Thursday, January 27, 2005

Here's the answers to the question from Fun With static XQuery evaluation - 2

-- start with a schema collection

CREATE XML SCHEMA COLLECTION ages AS
'<xs:schema
   xmlns:xs="http://www.w3.org/2001/XMLSchema"
   targetNamespace="urn:ages"
   xmlns:tns="urn:ages">
<xs:element name="age" type="xs:int"/>
</xs:schema>
'
GO

DECLARE @x xml(ages)
SET @x = '<age>12</age>'
-- fails ??!
SELECT @x.query('string(/age)')
GO

This fails because there can be more than one <age> element and fn:string requires a singleton or empty sequence.

--- These work ---

-- this query restricts it to the first age element
DECLARE @x xml(ages)
SET @x = '<age>12</age>'
SELECT @x.query('string(/age[1])')
GO

-- this restricts the variable to XML documents. Fragments disallowed.
-- This means there can be only ONE (or zero) age elements.
-- No subscript is needed on the query then.
DECLARE @x xml(document ages)
SET @x = '<age>12</age>'
SELECT @x.query('string(/age)')
GO

The second one was a bit harder if you haven't run across the (document schemacollection) construct. Remember that XML data type can contain documents or fragments. Putting "document " before the schema collection name in any typed XML declaration restricts instances to an XML document (ie, single root element). The default is "content" so:

declare @x xml(content ages)    -- use ages xml schema collection, allow fragments or documents
declare @x xml(document ages) -- disallow fragments; documents only
declare @x xml(ages)               -- equals using "content"
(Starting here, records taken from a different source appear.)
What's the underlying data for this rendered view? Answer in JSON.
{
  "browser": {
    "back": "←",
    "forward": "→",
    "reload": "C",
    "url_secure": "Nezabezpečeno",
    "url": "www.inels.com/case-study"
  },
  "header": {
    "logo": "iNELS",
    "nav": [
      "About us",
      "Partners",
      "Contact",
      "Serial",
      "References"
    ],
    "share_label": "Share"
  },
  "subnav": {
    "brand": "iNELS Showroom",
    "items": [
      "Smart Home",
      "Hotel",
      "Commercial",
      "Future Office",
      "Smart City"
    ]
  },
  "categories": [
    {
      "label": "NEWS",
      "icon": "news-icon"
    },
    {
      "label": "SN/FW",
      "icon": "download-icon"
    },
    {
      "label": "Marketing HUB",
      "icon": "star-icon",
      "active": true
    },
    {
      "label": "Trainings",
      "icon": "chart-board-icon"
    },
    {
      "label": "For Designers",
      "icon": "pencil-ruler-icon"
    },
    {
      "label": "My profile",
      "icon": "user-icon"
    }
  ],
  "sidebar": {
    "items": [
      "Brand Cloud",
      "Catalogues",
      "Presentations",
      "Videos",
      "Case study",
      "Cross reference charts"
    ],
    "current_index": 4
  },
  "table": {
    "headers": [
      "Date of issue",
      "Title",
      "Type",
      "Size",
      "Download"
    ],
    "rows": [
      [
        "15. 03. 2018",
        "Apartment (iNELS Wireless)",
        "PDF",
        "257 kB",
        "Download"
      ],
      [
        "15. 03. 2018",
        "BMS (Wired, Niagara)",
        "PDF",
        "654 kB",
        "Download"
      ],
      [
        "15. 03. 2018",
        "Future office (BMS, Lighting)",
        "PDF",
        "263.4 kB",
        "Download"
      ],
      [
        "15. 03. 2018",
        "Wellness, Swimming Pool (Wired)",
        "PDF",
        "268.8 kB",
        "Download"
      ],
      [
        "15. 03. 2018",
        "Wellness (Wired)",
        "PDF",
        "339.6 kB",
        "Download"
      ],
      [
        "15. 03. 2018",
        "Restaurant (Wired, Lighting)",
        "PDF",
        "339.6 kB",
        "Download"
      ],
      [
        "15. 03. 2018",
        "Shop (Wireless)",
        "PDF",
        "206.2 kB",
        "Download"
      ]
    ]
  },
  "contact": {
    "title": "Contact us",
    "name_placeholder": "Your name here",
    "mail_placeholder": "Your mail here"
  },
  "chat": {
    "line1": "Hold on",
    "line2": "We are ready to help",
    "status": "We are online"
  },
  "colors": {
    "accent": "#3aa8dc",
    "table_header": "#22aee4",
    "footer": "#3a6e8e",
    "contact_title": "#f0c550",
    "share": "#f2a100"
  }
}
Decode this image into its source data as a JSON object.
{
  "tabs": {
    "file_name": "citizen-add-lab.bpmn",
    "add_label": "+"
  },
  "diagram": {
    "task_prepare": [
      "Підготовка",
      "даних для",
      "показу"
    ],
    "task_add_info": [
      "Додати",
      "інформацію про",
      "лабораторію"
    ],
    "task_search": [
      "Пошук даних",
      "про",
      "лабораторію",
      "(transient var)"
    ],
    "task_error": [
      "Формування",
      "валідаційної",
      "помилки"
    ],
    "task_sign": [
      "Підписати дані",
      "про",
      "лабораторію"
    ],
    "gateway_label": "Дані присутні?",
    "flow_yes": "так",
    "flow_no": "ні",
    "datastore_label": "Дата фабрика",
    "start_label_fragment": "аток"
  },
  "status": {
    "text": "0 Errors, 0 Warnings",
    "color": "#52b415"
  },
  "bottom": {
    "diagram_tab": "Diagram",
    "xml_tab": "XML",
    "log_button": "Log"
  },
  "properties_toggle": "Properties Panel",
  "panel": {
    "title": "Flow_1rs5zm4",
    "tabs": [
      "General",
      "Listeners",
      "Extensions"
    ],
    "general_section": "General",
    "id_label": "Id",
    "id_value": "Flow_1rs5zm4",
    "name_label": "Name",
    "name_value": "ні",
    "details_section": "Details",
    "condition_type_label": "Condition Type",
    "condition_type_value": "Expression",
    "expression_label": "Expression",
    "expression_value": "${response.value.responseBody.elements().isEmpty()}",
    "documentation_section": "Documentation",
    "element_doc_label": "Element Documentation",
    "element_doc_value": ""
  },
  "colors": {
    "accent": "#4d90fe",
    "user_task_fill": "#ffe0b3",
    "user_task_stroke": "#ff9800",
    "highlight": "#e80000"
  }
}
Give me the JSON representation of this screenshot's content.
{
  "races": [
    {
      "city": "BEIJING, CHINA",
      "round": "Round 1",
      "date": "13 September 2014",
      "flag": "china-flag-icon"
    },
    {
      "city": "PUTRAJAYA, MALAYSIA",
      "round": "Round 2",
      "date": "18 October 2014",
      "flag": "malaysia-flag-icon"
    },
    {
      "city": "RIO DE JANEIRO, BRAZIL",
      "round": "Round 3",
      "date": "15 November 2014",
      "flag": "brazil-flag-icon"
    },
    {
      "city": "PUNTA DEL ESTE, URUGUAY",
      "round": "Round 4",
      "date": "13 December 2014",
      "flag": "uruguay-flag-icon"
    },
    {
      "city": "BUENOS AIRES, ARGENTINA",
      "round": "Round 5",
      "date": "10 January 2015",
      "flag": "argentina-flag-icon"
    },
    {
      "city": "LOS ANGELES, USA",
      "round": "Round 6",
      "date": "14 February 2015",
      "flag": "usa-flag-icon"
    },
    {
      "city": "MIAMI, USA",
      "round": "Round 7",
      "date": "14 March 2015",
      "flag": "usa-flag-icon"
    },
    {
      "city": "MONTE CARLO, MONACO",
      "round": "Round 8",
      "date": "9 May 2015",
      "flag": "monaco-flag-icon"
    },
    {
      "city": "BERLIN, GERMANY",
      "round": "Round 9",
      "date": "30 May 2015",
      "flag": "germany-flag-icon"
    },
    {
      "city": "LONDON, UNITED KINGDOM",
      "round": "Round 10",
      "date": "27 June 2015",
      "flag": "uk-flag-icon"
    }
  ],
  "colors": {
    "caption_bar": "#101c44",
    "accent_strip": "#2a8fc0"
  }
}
Note that you can only enforce "document only" using this keyword with TYPED XML. It's not supported on untyped XML instances. You can do the equivalent enforcement with an untyped XML column in a table by using an XML check constraint, like this:

create table foo (
  xmlcol xml constraint mycontr
         xmlcol.value('count(/*)', 'int') = 1 and xmlcol.exist('/text()')=0

Hope you've enjoy this foray into static typing and XQuery. Because this is a "implementation decision" you won't find much about this in the W3C spec. The best information about this is in the excellent XML Best Practices for Microsoft SQL Server 2005 document.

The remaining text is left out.